The picture Morris painted aligned perfectly with Moss’ personal values of protecting the environment and doing good. Having spent part of his childhood in Hawaii, Moss had been inspired by the natural beauty of the islands and the culture of caring for those surroundings.
That translated into a lifelong interest in the environment and helping to promote environmental responsibility.
“(Rubicon’s) vision was around treating our employees differently, treating our customers differently, having a social mission to the business in addition to just being for-profit and disrupting this antiquated landfill waste model.

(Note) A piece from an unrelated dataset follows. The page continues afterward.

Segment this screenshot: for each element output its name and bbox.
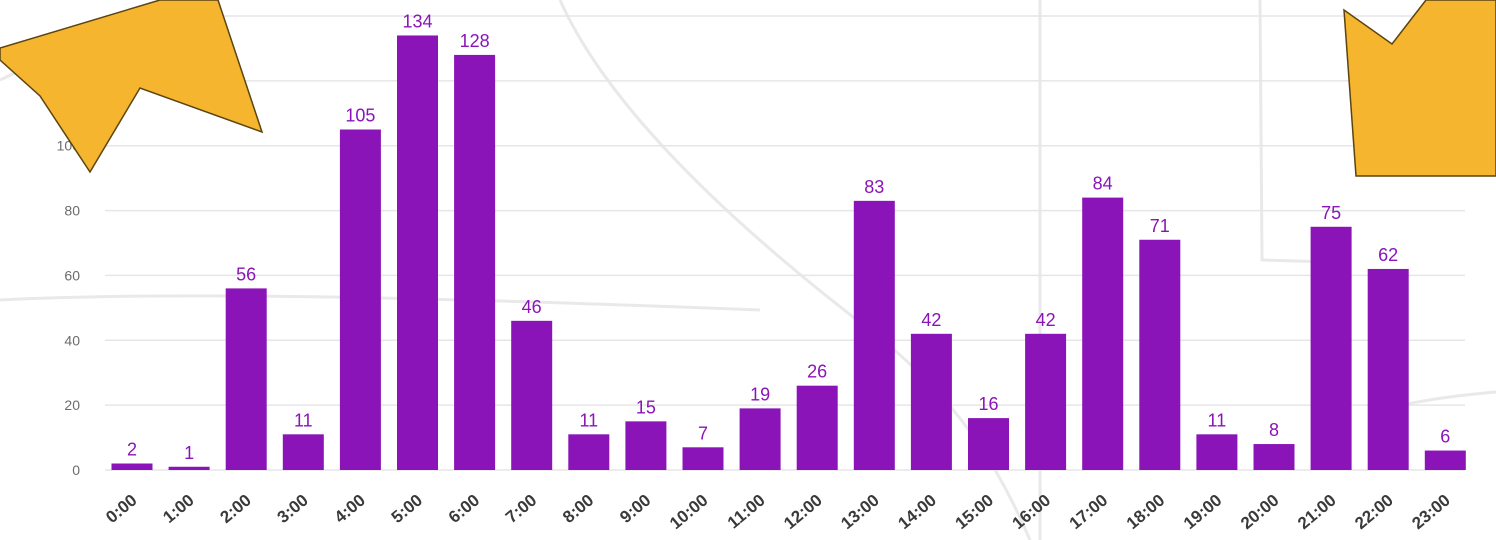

“Instead of pitching only cost savings, we are pitching landfill diversion, sustainability, transparency, providing data and metrics to our customers in an otherwise very opaque industry. At the end, the pitch becomes, by the way, we’ll also save you some money as well. Where we used to lead with cost savings, now it’s frosting on the cake, so to speak,” Moss said.
Helping run and sell solutions in the waste and recycling business was not the direction Moss saw life taking him while he was at Christopher Newport. He describes himself as an average student, enjoying a robust social life and making lifelong friendships with fraternity brothers, friends who have also gone on to be successful in their respective fields.
During his time at Christopher Newport, Moss was also a charter member of the baseball club, which became a varsity sport in 1982, and fundraised for local charities.
“We had a very special student body that came together. We were maybe not as privileged as some others, but together we were a force. I’ve always found that helped me throughout my career. Don’t worry about being the underdog – if you never give up, you’ll succeed,” Moss said.
Morris said that’s evident in the way Moss works. He’s constantly learning while also doling out knowledge to younger colleagues, a mark of a good leader. Any challenges that have come their way have been met by Moss with calm and collected responses; he’s never one to give in to a crisis.
“Every day for him is teaching a new lesson about the industry, how it works, about how we can make our product better and about what we can do to continue to lead in the space. So I’ve just really enjoyed the journey with him,” Morris said. “I think it was a turning point in my trajectory as an entrepreneur in meeting Perry and being able to work side-by-side with him.”
The result of that collaboration, reduced to its most basic elements, is that we all produce less trash. Rubicon takes less trash to the landfill. Less trash is buried in the ground. That’s progress, even though it took hundreds of years to accomplish.